When asked what his goal was for the fund, he replied, “My dream? My dream is that we put 200 children in school next year. And what’s wonderful about the commitment is that it’s not one year. The commitment is to take each one of these kids through four years.”
According to Taylor, the average in-state tuition for an HBCU is somewhere around $6,200, which means the group is roughly one-tenth of the way toward completing his goal at this point. The NHL and Thurgood Marshall College Fund will continue to fundraise this coming year for the initiative.
During the panel, Taylor credited his vice president of government affairs, Willie Meaux, for getting the partnership off the ground. When Meaux initially confronted Taylor about the proposed partnership, Taylor, replied, “What? Black people don’t play hockey. We don’t watch hockey.”
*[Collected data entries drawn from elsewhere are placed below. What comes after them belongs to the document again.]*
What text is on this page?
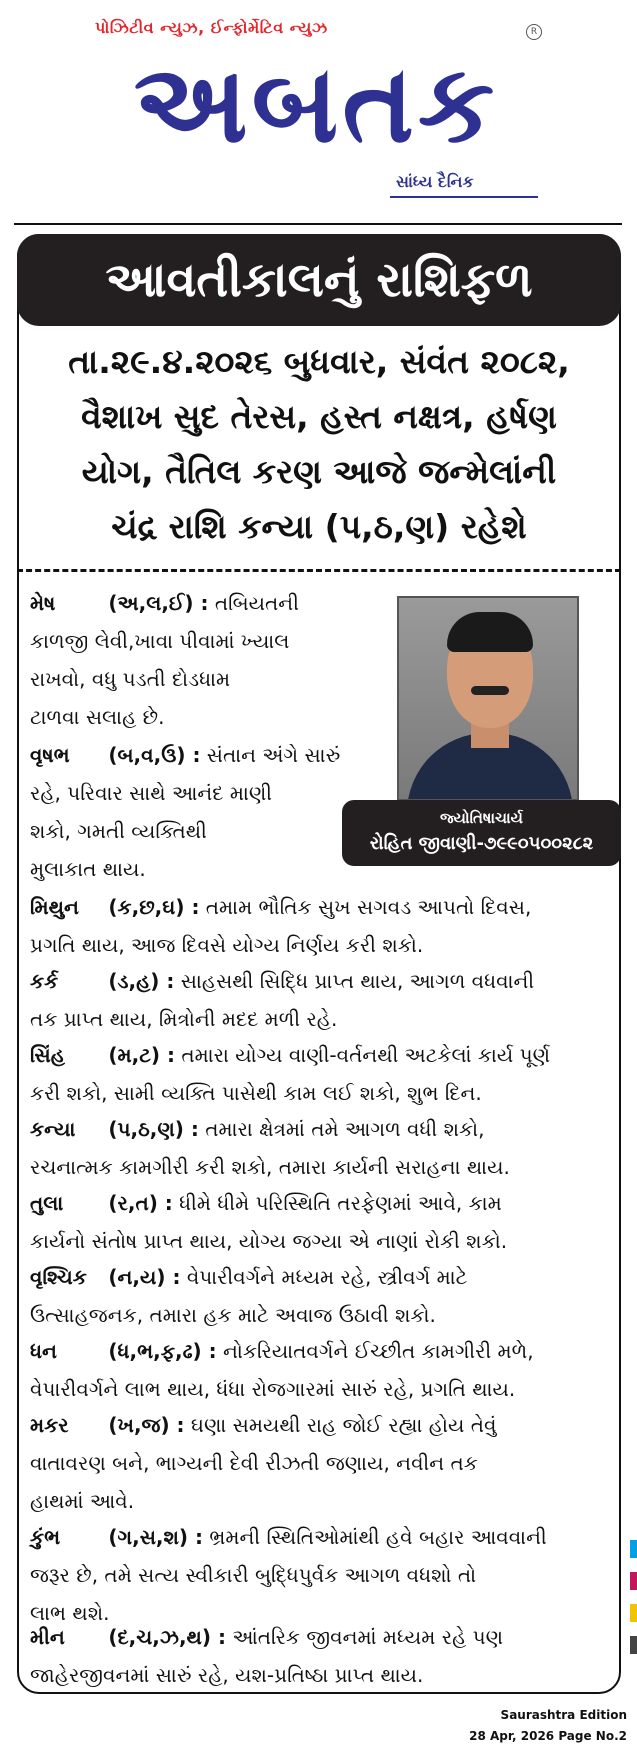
પોઝિટીવ ન્યુઝ, ઈન્ફોર્મેટિવ ન્યુઝ	R
અબતક
સાંધ્ય દૈનિક
આવતીકાલનું રાશિફળ
તા.૨૯.૪.૨૦૨૬ બુધવાર, સંવંત ૨૦૮૨,
વૈશાખ સુદ તેરસ, હસ્ત નક્ષત્ર, હર્ષણ
યોગ, તૈતિલ કરણ આજે જન્મેલાંની
ચંદ્ર રાશિ કન્યા (પ,ઠ,ણ) રહેશે
જ્યોતિષાચાર્ય
રોહિત જીવાણી-૭૯૯૦૫૦૦૨૮૨
મેષ	(અ,લ,ઈ) : તબિયતની
કાળજી લેવી,ખાવા પીવામાં ખ્યાલ
રાખવો, વધુ પડતી દોડધામ
ટાળવા સલાહ છે.
વૃષભ (બ,વ,ઉ) : સંતાન અંગે સારું
રહે, પરિવાર સાથે આનંદ માણી
શકો, ગમતી વ્યક્તિથી
મુલાકાત થાય.
મિથુન (ક,છ,ઘ) : તમામ ભૌતિક સુખ સગવડ આપતો દિવસ,
પ્રગતિ થાય, આજ દિવસે યોગ્ય નિર્ણય કરી શકો.
કર્ક	(ડ,હ) : સાહસથી સિદ્ધિ પ્રાપ્ત થાય, આગળ વધવાની
તક પ્રાપ્ત થાય, મિત્રોની મદદ મળી રહે.
સિંહ (મ,ટ) : તમારા યોગ્ય વાણી-વર્તનથી અટકેલાં કાર્ય પૂર્ણ
કરી શકો, સામી વ્યક્તિ પાસેથી કામ લઈ શકો, શુભ દિન.
કન્યા (પ,ઠ,ણ) : તમારા ક્ષેત્રમાં તમે આગળ વધી શકો,
રચનાત્મક કામગીરી કરી શકો, તમારા કાર્યની સરાહના થાય.
તુલા (ર,ત) : ધીમે ધીમે પરિસ્થિતિ તરફેણમાં આવે, કામ
કાર્યનો સંતોષ પ્રાપ્ત થાય, યોગ્ય જગ્યા એ નાણાં રોકી શકો.
વૃશ્ચિક (ન,ય) : વેપારીવર્ગને મધ્યમ રહે, સ્ત્રીવર્ગ માટે
ઉત્સાહજનક, તમારા હક માટે અવાજ ઉઠાવી શકો.
ધન	(ધ,ભ,ફ,ઢ) : નોકરિયાતવર્ગને ઈચ્છીત કામગીરી મળે,
વેપારીવર્ગને લાભ થાય, ધંધા રોજગારમાં સારું રહે, પ્રગતિ થાય.
મકર (ખ,જ) : ઘણા સમયથી રાહ જોઈ રહ્યા હોય તેવું
વાતાવરણ બને, ભાગ્યની દેવી રીઝતી જણાય, નવીન તક
હાથમાં આવે.
કુંભ (ગ,સ,શ) : ભ્રમની સ્થિતિઓમાંથી હવે બહાર આવવાની
જરૂર છે, તમે સત્ય સ્વીકારી બુદ્ધિપુર્વક આગળ વધશો તો
લાભ થશે.
મીન (દ,ચ,ઝ,થ) : આંતરિક જીવનમાં મધ્યમ રહે પણ
જાહેરજીવનમાં સારું રહે, યશ-પ્રતિષ્ઠા પ્રાપ્ત થાય.
Saurashtra Edition
28 Apr, 2026 Page No.2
Meaux pressed Taylor into a meeting, he complied, and the rest is history.
He realized that many inner-city children don’t have access to ice rinks to play hockey, and thus, the game would never grow on a grassroots level in those places until that problem was remedied.
“The emergence of a partnership such as this between the National Hockey League and the Thurgood Marshall College Fund provides an opportunity for African-American youth to expand their horizons and participate in a sport that has not been historically embraced,” said Taylor in a statement. “This not only serves as an opportunity for more engagement with the sport of hockey, but it is also a pathway to higher education.”